IL PASSATO GLORIOSO DI ATENE
VERSIONE DI GRECO di Tucidide
Traduzione dal libro La guerra del Peloponneso II, 36
'Ἄρξομαι δὲ ἀπὸ τῶν προγόνων πρῶτον· δίκαιον γὰρ αὐτοῖς καὶ πρέπον δὲ ἅμα ἐν τῷ τοιῷδε τὴν τιμὴν ταύτην τῆς μνήμης δίδοσθαι. τὴν γὰρ χώραν οἱ αὐτοὶ αἰεὶ οἰκοῦντες διαδοχῇ τῶν ἐπιγιγνομένων μέχρι τοῦδε ἐλευθέραν δι' ἀρετὴν παρέδοσαν. καὶ ἐκεῖνοί τε ἄξιοι ἐπαίνου καὶ ἔτι μᾶλλον οἱ πατέρες ἡμῶν· κτησάμενοι γὰρ πρὸς οἷς ἐδέξαντο ὅσην ἔχομεν ἀρχὴν οὐκ ἀπόνως ἡμῖν τοῖς νῦν προσκατέλιπον. τὰ δὲ πλείω αὐτῆς αὐτοὶ ἡμεῖς οἵδε οἱ νῦν ἔτι ὄντες μάλιστα ἐν τῇ καθεστηκυίᾳ ἡλικίᾳ ἐπηυξήσαμεν καὶ τὴν πόλιν τοῖς πᾶσι παρεσκευάσαμεν καὶ ἐς πόλεμον καὶ ἐς εἰρήνην αὐταρκεστάτην. ὧν ἐγὼ τὰ μὲν κατὰ πολέμους ἔργα, οἷς ἕκαστα ἐκτήθη, ἢ εἴ τι αὐτοὶ ἢ οἱ πατέρες ἡμῶν βάρβαρον ἢ Ἕλληνα πολέμιον ἐπιόντα προθύμως ἠμυνάμεθα, μακρηγορεῖν ἐν εἰδόσιν οὐ βουλόμενος ἐάσω· ἀπὸ δὲ οἵας τε ἐπιτηδεύσεως ἤλθομεν ἐπ' αὐτὰ καὶ μεθ' οἵας πολιτείας καὶ τρόπων ἐξ οἵων μεγάλα ἐγένετο, ταῦτα δηλώσας πρῶτον εἶμι καὶ ἐπὶ τὸν τῶνδε ἔπαινον, νομίζων ἐπί τε τῷ παρόντι οὐκ ἂν ἀπρεπῆ λεχθῆναι αὐτὰ καὶ τὸν πάντα ὅμιλον καὶ ἀστῶν καὶ ξένων ξύμφορον εἶναι ἐπακοῦσαι αὐτῶν.
TRADUZIONE
"E comincerò dagli antenati: è giusto, e in pieno accordo, con la circostanza presente, che si tributi ad essi l'onore del ricordo. Questo paese fu l'immutata dimora, nella vicenda di generazioni infinite, dello stesso popolo, il cui coraggio l'ha trasmesso a noi libero. Sia lode a loro: ma ancor più viva ai nostri padri che a prezzo di fatiche e rischi ampliarono l'originale ereditario dominio fino ai limiti d'oggi, e tale lo lasciarono a noi.
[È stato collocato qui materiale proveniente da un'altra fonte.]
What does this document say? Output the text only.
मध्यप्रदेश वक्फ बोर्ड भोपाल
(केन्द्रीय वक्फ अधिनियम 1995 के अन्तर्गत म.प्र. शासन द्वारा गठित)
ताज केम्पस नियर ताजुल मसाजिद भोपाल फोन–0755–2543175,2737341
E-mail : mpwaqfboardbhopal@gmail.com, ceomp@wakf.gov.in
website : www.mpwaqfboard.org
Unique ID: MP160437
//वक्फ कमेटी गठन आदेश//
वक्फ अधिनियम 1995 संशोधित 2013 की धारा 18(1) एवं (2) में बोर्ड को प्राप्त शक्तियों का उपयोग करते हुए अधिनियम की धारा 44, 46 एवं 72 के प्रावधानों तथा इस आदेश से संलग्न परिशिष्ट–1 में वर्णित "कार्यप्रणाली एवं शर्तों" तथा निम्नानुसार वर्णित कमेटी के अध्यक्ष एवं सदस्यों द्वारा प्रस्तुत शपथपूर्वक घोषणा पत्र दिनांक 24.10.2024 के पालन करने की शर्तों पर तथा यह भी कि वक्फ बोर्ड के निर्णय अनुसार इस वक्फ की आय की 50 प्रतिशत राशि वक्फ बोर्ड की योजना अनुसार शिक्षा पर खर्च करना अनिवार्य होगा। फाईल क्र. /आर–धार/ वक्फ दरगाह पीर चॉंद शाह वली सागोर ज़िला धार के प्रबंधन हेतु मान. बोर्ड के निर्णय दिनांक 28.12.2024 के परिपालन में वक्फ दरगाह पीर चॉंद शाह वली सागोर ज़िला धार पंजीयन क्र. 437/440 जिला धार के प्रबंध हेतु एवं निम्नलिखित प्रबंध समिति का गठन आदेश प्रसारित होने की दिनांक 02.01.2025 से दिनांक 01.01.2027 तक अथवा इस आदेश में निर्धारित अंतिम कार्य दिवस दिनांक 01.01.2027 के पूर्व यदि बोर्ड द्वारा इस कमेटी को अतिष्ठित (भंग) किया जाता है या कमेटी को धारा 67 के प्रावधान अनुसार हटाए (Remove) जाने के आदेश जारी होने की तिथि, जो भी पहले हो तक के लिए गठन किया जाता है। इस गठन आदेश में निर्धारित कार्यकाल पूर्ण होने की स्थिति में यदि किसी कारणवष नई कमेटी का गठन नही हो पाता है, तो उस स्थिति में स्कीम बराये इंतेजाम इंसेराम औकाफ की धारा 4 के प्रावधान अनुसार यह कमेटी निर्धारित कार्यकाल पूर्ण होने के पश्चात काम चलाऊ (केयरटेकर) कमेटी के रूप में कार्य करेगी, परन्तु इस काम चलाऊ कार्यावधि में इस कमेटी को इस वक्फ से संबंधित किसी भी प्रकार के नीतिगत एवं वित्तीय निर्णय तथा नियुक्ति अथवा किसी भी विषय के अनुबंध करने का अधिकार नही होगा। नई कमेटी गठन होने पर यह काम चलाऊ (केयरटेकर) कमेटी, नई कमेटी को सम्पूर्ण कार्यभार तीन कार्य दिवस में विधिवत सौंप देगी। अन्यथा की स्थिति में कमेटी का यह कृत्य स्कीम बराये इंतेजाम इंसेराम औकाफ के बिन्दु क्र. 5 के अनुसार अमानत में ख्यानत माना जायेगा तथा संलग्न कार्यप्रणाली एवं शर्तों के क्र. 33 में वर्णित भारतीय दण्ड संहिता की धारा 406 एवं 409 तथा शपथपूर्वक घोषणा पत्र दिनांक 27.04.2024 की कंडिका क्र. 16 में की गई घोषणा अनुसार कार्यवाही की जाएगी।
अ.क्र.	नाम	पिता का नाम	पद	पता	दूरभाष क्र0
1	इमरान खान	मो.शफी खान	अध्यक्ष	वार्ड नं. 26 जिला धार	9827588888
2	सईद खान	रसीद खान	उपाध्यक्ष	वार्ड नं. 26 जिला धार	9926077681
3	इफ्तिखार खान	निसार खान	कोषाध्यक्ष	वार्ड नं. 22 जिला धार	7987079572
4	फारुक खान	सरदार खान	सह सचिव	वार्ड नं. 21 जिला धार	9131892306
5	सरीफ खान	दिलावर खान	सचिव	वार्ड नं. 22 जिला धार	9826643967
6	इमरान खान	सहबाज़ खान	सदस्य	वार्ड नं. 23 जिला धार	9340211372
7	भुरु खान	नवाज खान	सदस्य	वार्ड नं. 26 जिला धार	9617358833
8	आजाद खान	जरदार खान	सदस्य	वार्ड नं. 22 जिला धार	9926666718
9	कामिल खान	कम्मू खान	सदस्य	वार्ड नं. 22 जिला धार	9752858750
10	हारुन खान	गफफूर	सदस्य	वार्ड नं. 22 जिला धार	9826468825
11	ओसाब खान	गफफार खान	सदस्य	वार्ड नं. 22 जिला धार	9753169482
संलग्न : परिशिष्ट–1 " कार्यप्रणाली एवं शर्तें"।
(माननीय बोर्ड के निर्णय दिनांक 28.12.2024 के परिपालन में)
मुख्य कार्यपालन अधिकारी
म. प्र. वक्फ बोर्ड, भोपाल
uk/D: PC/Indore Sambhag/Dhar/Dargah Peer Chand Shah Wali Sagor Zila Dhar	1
Fummo noi, uomini ora nel fiore dell'età matura, ad annettervi i successivi ingrandimenti. E dotammo la città di ogni servizio, utile a renderla del tutto bastante a sé, nella guerra come in tempo di pace. Le loro gesta di lotta non dirò, da cui provenne ogni possesso, né il prode vigore con cui i padri e noi stessi ricacciammo gli assalti di stranieri e di genti greche: non voglio spender troppe parole con chi già sa. Ma illustrerò, per poi volgermi all'esaltazione di questi morti, i principi di vita che ci hanno diretti a tanta potenza, e la costituzione e i costumi civili in virtù dei quali s'è potuta estendere e consolidare. Poiché non solo stimo opportuno in questo momento ripercorrere quei temi, ma anche utile per la folla qui riunita dei concittadini e dei forestieri porgervi ascolto.